However, no matter how it’s used on a day-to-day basis when it comes to crime prevention, community safety and emergency support, its full potential for all members becomes clear.
Members can arrange a community crime watch meeting to encourage people to get to know each other face to face and when they see suspicious activity or safety issues in their community, they can report it to neighbours through the websites. For more serious or urgent issues, an alert can be sent via text to those who have registered their numbers.
Urgent alerts can also be used during emergencies and while Neighbourly is too young to have seen the Christchurch earthquake in 2011, last year’s Kaikoura earthquake saw its services become a vital part of how some of those affected got through.
Eden says when the quake hit, many took advantage of the urgent alerts to offer up different forms of assistance as well as places to stay for those forced out of their homes.
“It’s just one of those times where the support network is just down your street,” he says.
“The authorities will get to you, but if you’re someone who’s been mildly affected, chances are you’re going to have to rely on those around you.”
In the aftermath of the main event, Neighbourly was also one of the channels used by first responders and councils to distribute information.
Helping to raise Neighbourly's profile is Fairfax, which bought a 22.5 percent stake in the site just months after its launch and since increased that to 70 percent. For Neighbourly, it means advertising in front of Fairfax's New Zealand-wide audience and for Fairfax, it means another distribution channel for its journalists.
Eden says when it comes to online platforms for community news, there aren't many ways for it to get out there and Neighbourly’s online communities provide an audience. There are also areas of Neighbourly that don’t require a membership to visit and those sections are a home to content from Fairfax’s community newspapers, like the death notices, which Eden says are important but don’t otherwise have a home outside of the paper.
But possibly more important for journalists, is the ability to create content by using Neighbourly as a source of news.

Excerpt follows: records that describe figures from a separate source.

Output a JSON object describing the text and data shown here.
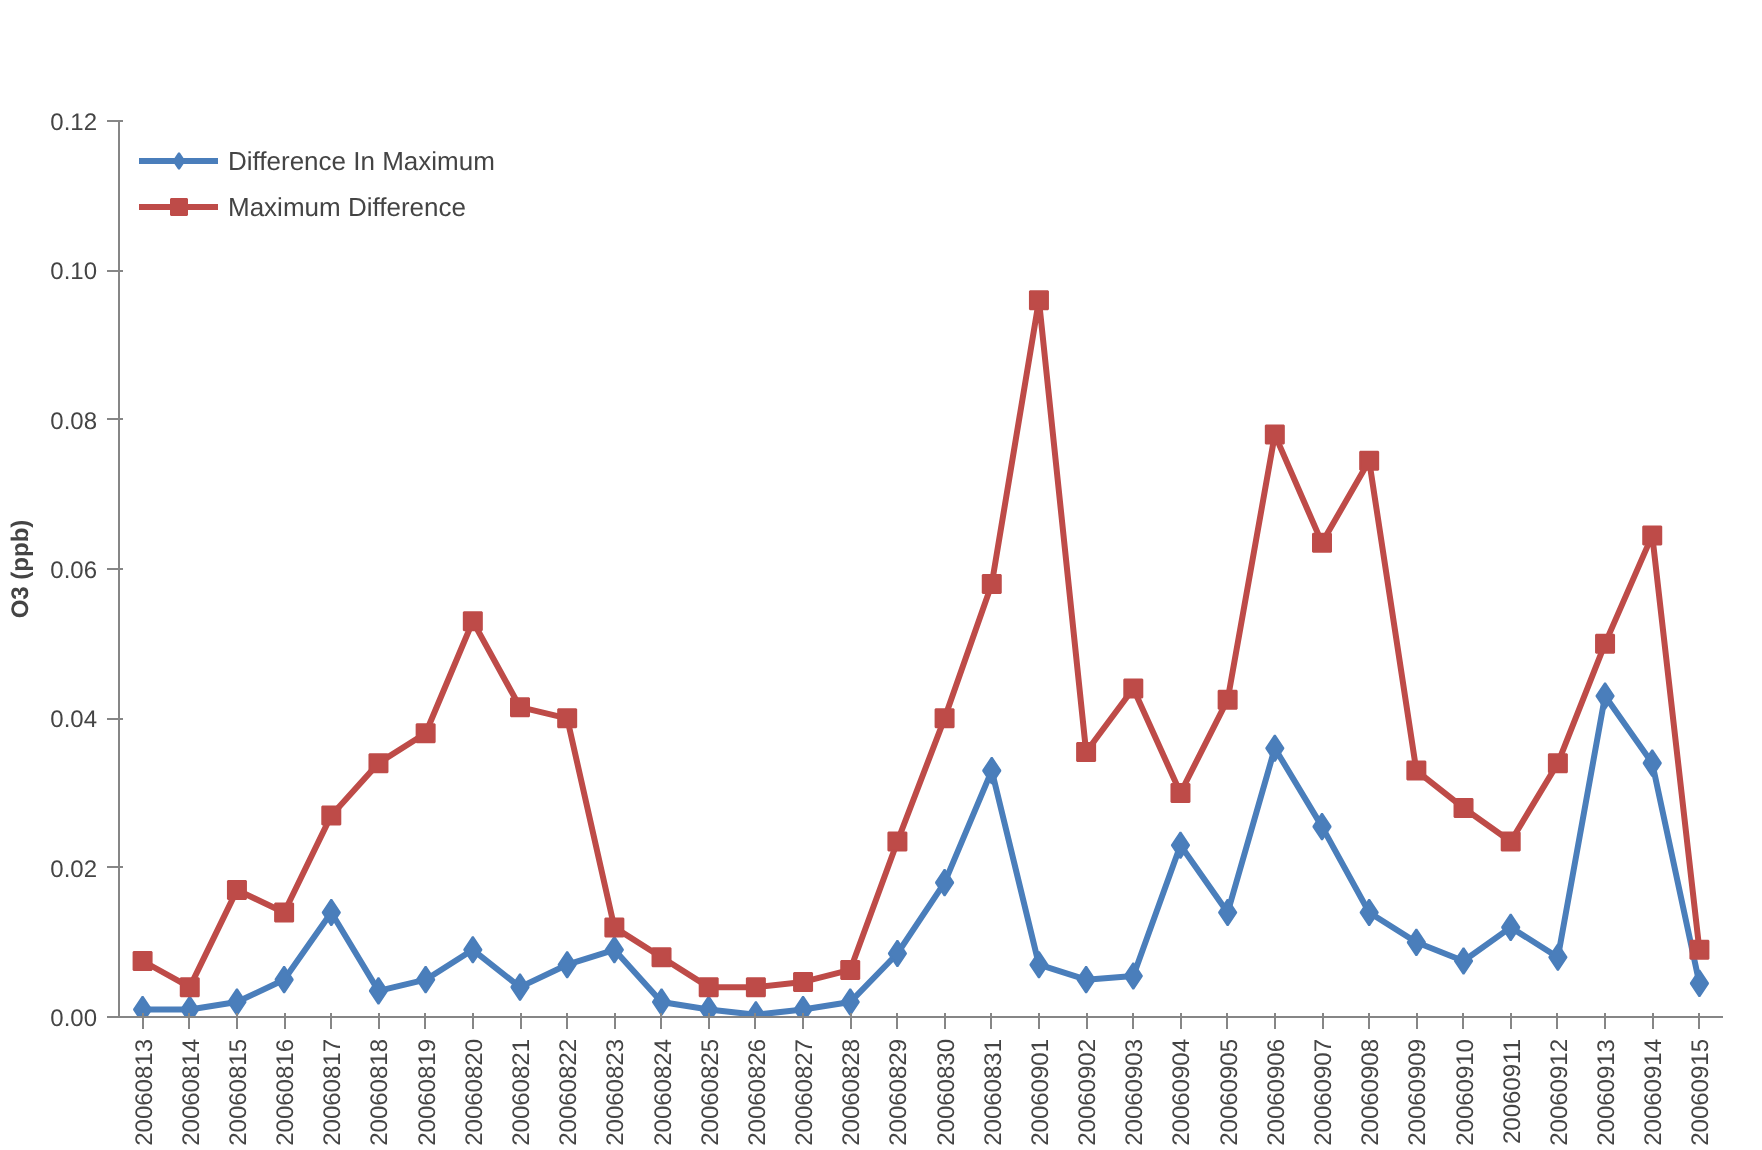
{
  "chart_data": {
    "type": "line",
    "ylabel": "O3 (ppb)",
    "categories": [
      "20060813",
      "20060814",
      "20060815",
      "20060816",
      "20060817",
      "20060818",
      "20060819",
      "20060820",
      "20060821",
      "20060822",
      "20060823",
      "20060824",
      "20060825",
      "20060826",
      "20060827",
      "20060828",
      "20060829",
      "20060830",
      "20060831",
      "20060901",
      "20060902",
      "20060903",
      "20060904",
      "20060905",
      "20060906",
      "20060907",
      "20060908",
      "20060909",
      "20060910",
      "20060911",
      "20060912",
      "20060913",
      "20060914",
      "20060915"
    ],
    "series": [
      {
        "name": "Difference In Maximum",
        "color": "#4a7ebb",
        "marker": "diamond",
        "values": [
          0.001,
          0.001,
          0.002,
          0.005,
          0.014,
          0.0035,
          0.005,
          0.009,
          0.004,
          0.007,
          0.009,
          0.002,
          0.001,
          0.0003,
          0.001,
          0.002,
          0.0085,
          0.018,
          0.033,
          0.007,
          0.005,
          0.0055,
          0.023,
          0.014,
          0.036,
          0.0255,
          0.014,
          0.01,
          0.0075,
          0.012,
          0.008,
          0.043,
          0.034,
          0.0045
        ]
      },
      {
        "name": "Maximum Difference",
        "color": "#be4b48",
        "marker": "square",
        "values": [
          0.0075,
          0.004,
          0.017,
          0.014,
          0.027,
          0.034,
          0.038,
          0.053,
          0.0415,
          0.04,
          0.012,
          0.008,
          0.004,
          0.004,
          0.0047,
          0.0063,
          0.0235,
          0.04,
          0.058,
          0.096,
          0.0355,
          0.044,
          0.03,
          0.0425,
          0.078,
          0.0635,
          0.0745,
          0.033,
          0.028,
          0.0235,
          0.034,
          0.05,
          0.0645,
          0.009
        ]
      }
    ],
    "ylim": [
      0,
      0.12
    ],
    "yticks": [
      {
        "value": 0,
        "label": "0.00"
      },
      {
        "value": 0.02,
        "label": "0.02"
      },
      {
        "value": 0.04,
        "label": "0.04"
      },
      {
        "value": 0.06,
        "label": "0.06"
      },
      {
        "value": 0.08,
        "label": "0.08"
      },
      {
        "value": 0.1,
        "label": "0.10"
      },
      {
        "value": 0.12,
        "label": "0.12"
      }
    ],
    "legend": "top left",
    "line_style": "solid"
  }
}
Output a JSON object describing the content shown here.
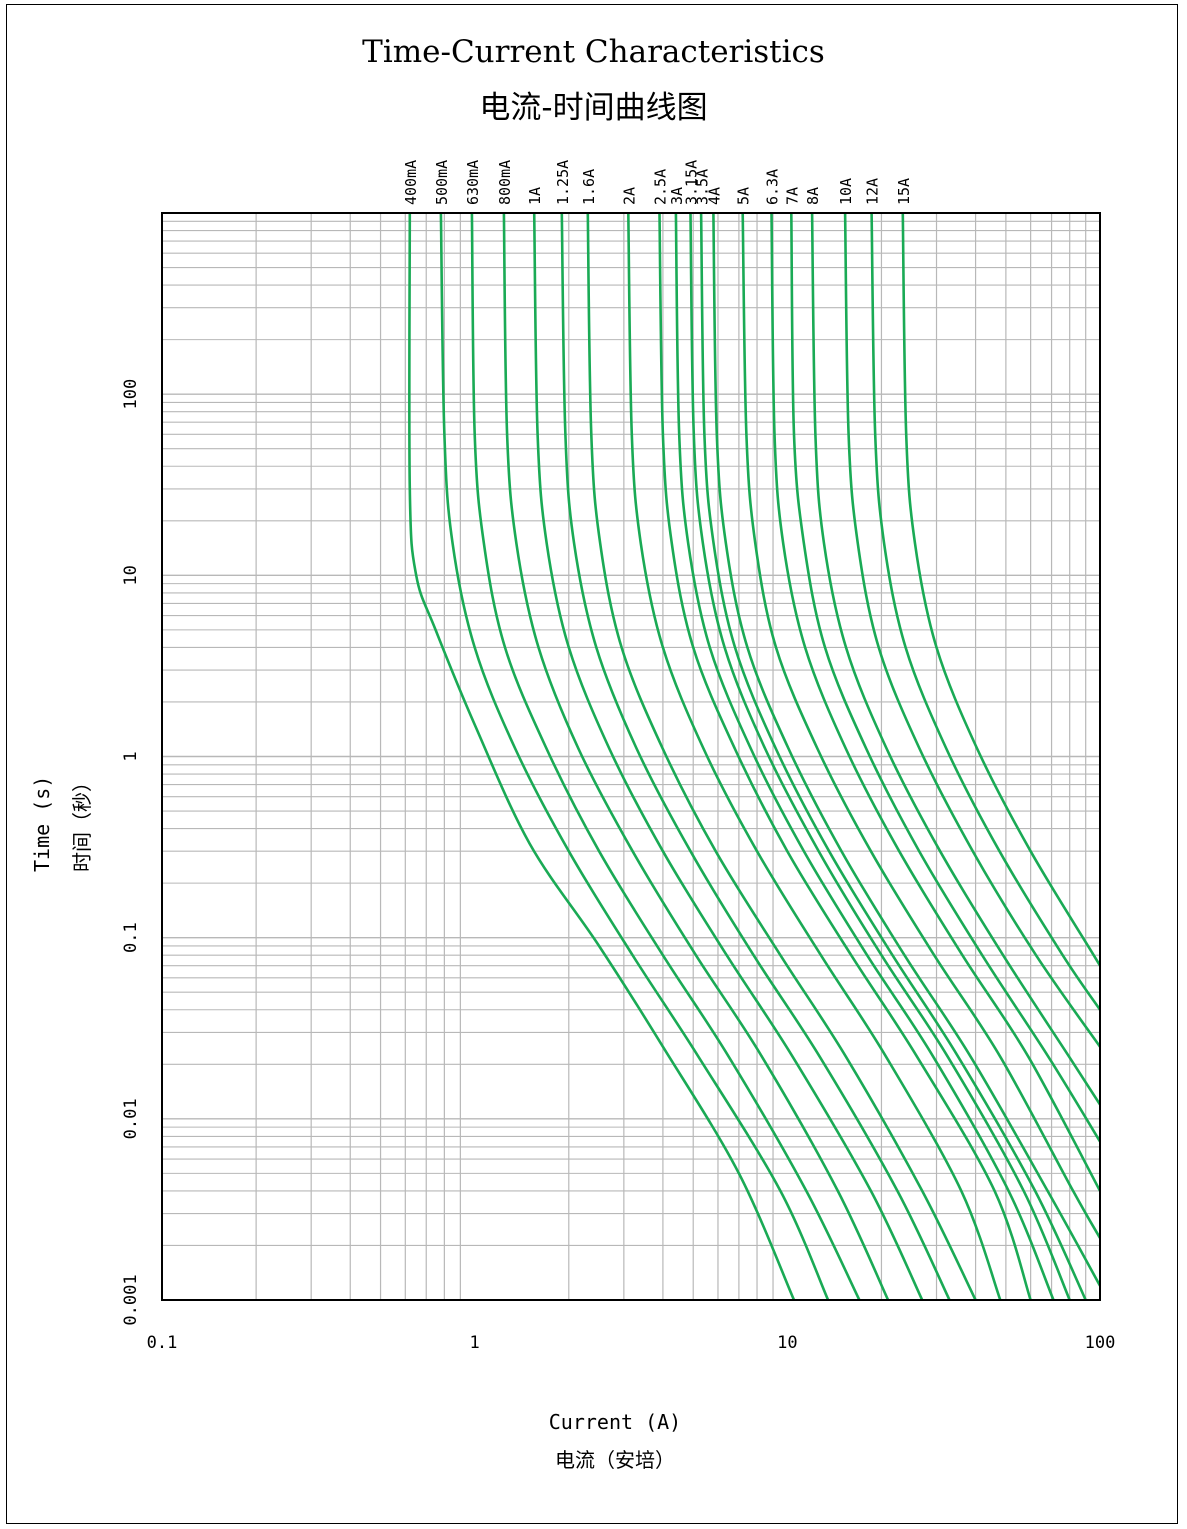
{
  "chart_data": {
    "type": "line",
    "title": "Time-Current Characteristics",
    "subtitle": "电流-时间曲线图",
    "xlabel": [
      "Current (A)",
      "电流（安培）"
    ],
    "ylabel": [
      "Time (s)",
      "时间（秒）"
    ],
    "x_scale": "log",
    "y_scale": "log",
    "xlim": [
      0.1,
      100
    ],
    "ylim": [
      0.001,
      1000
    ],
    "x_ticks": [
      "0.1",
      "1",
      "10",
      "100"
    ],
    "y_ticks": [
      "0.001",
      "0.01",
      "0.1",
      "1",
      "10",
      "100"
    ],
    "grid": true,
    "line_color": "#1aaa55",
    "grid_color": "#b8b8b8",
    "series": [
      {
        "name": "400mA",
        "x": [
          0.62,
          0.62,
          0.65,
          0.75,
          1.0,
          1.5,
          2.5,
          4.0,
          7.0,
          10.5
        ],
        "y": [
          1000,
          30,
          10,
          5,
          1.5,
          0.33,
          0.09,
          0.025,
          0.005,
          0.001
        ]
      },
      {
        "name": "500mA",
        "x": [
          0.78,
          0.8,
          0.85,
          1.0,
          1.35,
          2.0,
          3.2,
          5.2,
          9.5,
          13.5
        ],
        "y": [
          1000,
          60,
          15,
          4,
          1.1,
          0.3,
          0.08,
          0.022,
          0.004,
          0.001
        ]
      },
      {
        "name": "630mA",
        "x": [
          0.98,
          1.0,
          1.07,
          1.25,
          1.7,
          2.5,
          4.0,
          6.5,
          11.5,
          17.0
        ],
        "y": [
          1000,
          60,
          15,
          4,
          1.1,
          0.3,
          0.08,
          0.022,
          0.004,
          0.001
        ]
      },
      {
        "name": "800mA",
        "x": [
          1.24,
          1.27,
          1.36,
          1.6,
          2.15,
          3.2,
          5.1,
          8.3,
          14.5,
          21.0
        ],
        "y": [
          1000,
          60,
          15,
          4,
          1.1,
          0.3,
          0.08,
          0.022,
          0.004,
          0.001
        ]
      },
      {
        "name": "1A",
        "x": [
          1.55,
          1.59,
          1.7,
          2.0,
          2.7,
          4.0,
          6.4,
          10.4,
          18.5,
          27.0
        ],
        "y": [
          1000,
          60,
          15,
          4,
          1.1,
          0.3,
          0.08,
          0.022,
          0.004,
          0.001
        ]
      },
      {
        "name": "1.25A",
        "x": [
          1.9,
          1.95,
          2.08,
          2.45,
          3.3,
          4.9,
          7.8,
          12.7,
          22.5,
          33.0
        ],
        "y": [
          1000,
          60,
          15,
          4,
          1.1,
          0.3,
          0.08,
          0.022,
          0.004,
          0.001
        ]
      },
      {
        "name": "1.6A",
        "x": [
          2.3,
          2.36,
          2.52,
          2.95,
          4.0,
          5.9,
          9.5,
          15.4,
          27.0,
          40.0
        ],
        "y": [
          1000,
          60,
          15,
          4,
          1.1,
          0.3,
          0.08,
          0.022,
          0.004,
          0.001
        ]
      },
      {
        "name": "2A",
        "x": [
          3.1,
          3.18,
          3.4,
          4.0,
          5.4,
          8.0,
          12.8,
          20.7,
          36.0,
          48.0
        ],
        "y": [
          1000,
          60,
          15,
          4,
          1.1,
          0.3,
          0.08,
          0.022,
          0.004,
          0.001
        ]
      },
      {
        "name": "2.5A",
        "x": [
          3.9,
          4.0,
          4.27,
          5.0,
          6.8,
          10.0,
          16.0,
          26.0,
          46.0,
          60.0
        ],
        "y": [
          1000,
          60,
          15,
          4,
          1.1,
          0.3,
          0.08,
          0.022,
          0.004,
          0.001
        ]
      },
      {
        "name": "3A",
        "x": [
          4.4,
          4.51,
          4.82,
          5.65,
          7.65,
          11.3,
          18.0,
          29.3,
          51.0,
          71.0
        ],
        "y": [
          1000,
          60,
          15,
          4,
          1.1,
          0.3,
          0.08,
          0.022,
          0.004,
          0.001
        ]
      },
      {
        "name": "3.15A",
        "x": [
          4.9,
          5.02,
          5.37,
          6.3,
          8.5,
          12.6,
          20.0,
          32.6,
          57.0,
          80.0
        ],
        "y": [
          1000,
          60,
          15,
          4,
          1.1,
          0.3,
          0.08,
          0.022,
          0.004,
          0.001
        ]
      },
      {
        "name": "3.5A",
        "x": [
          5.3,
          5.43,
          5.81,
          6.8,
          9.2,
          13.6,
          21.7,
          35.2,
          62.0,
          90.0
        ],
        "y": [
          1000,
          60,
          15,
          4,
          1.1,
          0.3,
          0.08,
          0.022,
          0.004,
          0.001
        ]
      },
      {
        "name": "4A",
        "x": [
          5.8,
          5.95,
          6.36,
          7.45,
          10.1,
          14.9,
          23.7,
          38.6,
          68.0,
          100.0
        ],
        "y": [
          1000,
          60,
          15,
          4,
          1.1,
          0.3,
          0.08,
          0.022,
          0.004,
          0.0012
        ]
      },
      {
        "name": "5A",
        "x": [
          7.2,
          7.4,
          7.9,
          9.2,
          12.5,
          18.5,
          29.5,
          48.0,
          82.0,
          100.0
        ],
        "y": [
          1000,
          60,
          15,
          4,
          1.1,
          0.3,
          0.08,
          0.022,
          0.004,
          0.0022
        ]
      },
      {
        "name": "6.3A",
        "x": [
          8.9,
          9.1,
          9.7,
          11.4,
          15.4,
          22.8,
          36.3,
          59.0,
          100.0
        ],
        "y": [
          1000,
          60,
          15,
          4,
          1.1,
          0.3,
          0.08,
          0.022,
          0.004
        ]
      },
      {
        "name": "7A",
        "x": [
          10.3,
          10.5,
          11.3,
          13.2,
          17.9,
          26.4,
          42.0,
          68.4,
          100.0
        ],
        "y": [
          1000,
          60,
          15,
          4,
          1.1,
          0.3,
          0.08,
          0.022,
          0.0075
        ]
      },
      {
        "name": "8A",
        "x": [
          12.0,
          12.3,
          13.1,
          15.4,
          20.8,
          30.8,
          49.0,
          79.7,
          100.0
        ],
        "y": [
          1000,
          60,
          15,
          4,
          1.1,
          0.3,
          0.08,
          0.022,
          0.012
        ]
      },
      {
        "name": "10A",
        "x": [
          15.3,
          15.7,
          16.8,
          19.6,
          26.5,
          39.2,
          62.4,
          100.0
        ],
        "y": [
          1000,
          60,
          15,
          4,
          1.1,
          0.3,
          0.08,
          0.025
        ]
      },
      {
        "name": "12A",
        "x": [
          18.6,
          19.1,
          20.4,
          23.9,
          32.3,
          47.7,
          76.0,
          100.0
        ],
        "y": [
          1000,
          60,
          15,
          4,
          1.1,
          0.3,
          0.08,
          0.04
        ]
      },
      {
        "name": "15A",
        "x": [
          23.4,
          24.0,
          25.6,
          30.0,
          40.5,
          60.0,
          95.5,
          100.0
        ],
        "y": [
          1000,
          60,
          15,
          4,
          1.1,
          0.3,
          0.08,
          0.07
        ]
      }
    ]
  }
}
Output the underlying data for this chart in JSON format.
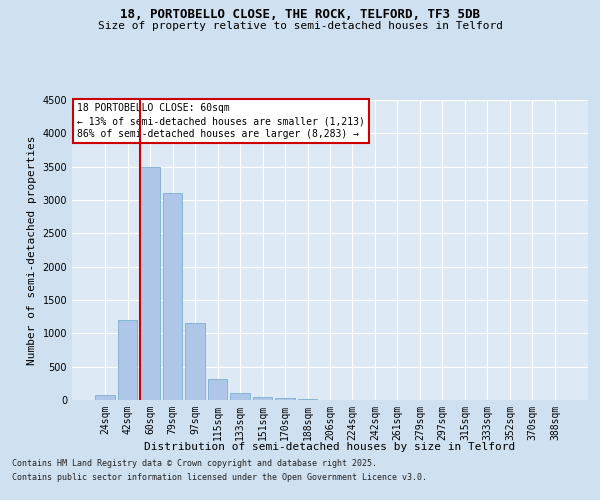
{
  "title1": "18, PORTOBELLO CLOSE, THE ROCK, TELFORD, TF3 5DB",
  "title2": "Size of property relative to semi-detached houses in Telford",
  "xlabel": "Distribution of semi-detached houses by size in Telford",
  "ylabel": "Number of semi-detached properties",
  "categories": [
    "24sqm",
    "42sqm",
    "60sqm",
    "79sqm",
    "97sqm",
    "115sqm",
    "133sqm",
    "151sqm",
    "170sqm",
    "188sqm",
    "206sqm",
    "224sqm",
    "242sqm",
    "261sqm",
    "279sqm",
    "297sqm",
    "315sqm",
    "333sqm",
    "352sqm",
    "370sqm",
    "388sqm"
  ],
  "values": [
    80,
    1200,
    3500,
    3100,
    1150,
    310,
    110,
    50,
    30,
    10,
    5,
    2,
    1,
    0,
    0,
    0,
    0,
    0,
    0,
    0,
    0
  ],
  "bar_color": "#aec6e8",
  "bar_edge_color": "#7bafd4",
  "vline_color": "#cc0000",
  "vline_index": 2,
  "annotation_title": "18 PORTOBELLO CLOSE: 60sqm",
  "annotation_line1": "← 13% of semi-detached houses are smaller (1,213)",
  "annotation_line2": "86% of semi-detached houses are larger (8,283) →",
  "annotation_box_color": "#cc0000",
  "ylim": [
    0,
    4500
  ],
  "yticks": [
    0,
    500,
    1000,
    1500,
    2000,
    2500,
    3000,
    3500,
    4000,
    4500
  ],
  "footer1": "Contains HM Land Registry data © Crown copyright and database right 2025.",
  "footer2": "Contains public sector information licensed under the Open Government Licence v3.0.",
  "bg_color": "#cfe0f0",
  "plot_bg_color": "#ddeaf5",
  "grid_color": "#ffffff",
  "title_fontsize": 9,
  "subtitle_fontsize": 8,
  "tick_fontsize": 7,
  "ylabel_fontsize": 8,
  "xlabel_fontsize": 8,
  "footer_fontsize": 6,
  "annot_fontsize": 7
}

Eden says journalists are able to see issues being discussed in their region and hear people’s thoughts with a poll, a survey or by asking for feedback.
“The beautiful thing with Neighbourly is you can really isolate those to specific areas of interest,” Eden says.
“You can actually say: ‘People in St Heliers, what do you think about this?’”
And when the story is published, it can be shared on Neighbourly to get further feedback and follow-up stories, creating a cycle.
Looking into the future, Eden would like to see all those conversations between communities and journalists be used to create some change.
“I think sometimes the journalist’s role should actually be to not to just broadcast stories but to facilitate change,” he says, adding that Neighbourly is the perfect platform to bring people together, with already 238 neighbourhoods having over 500 members.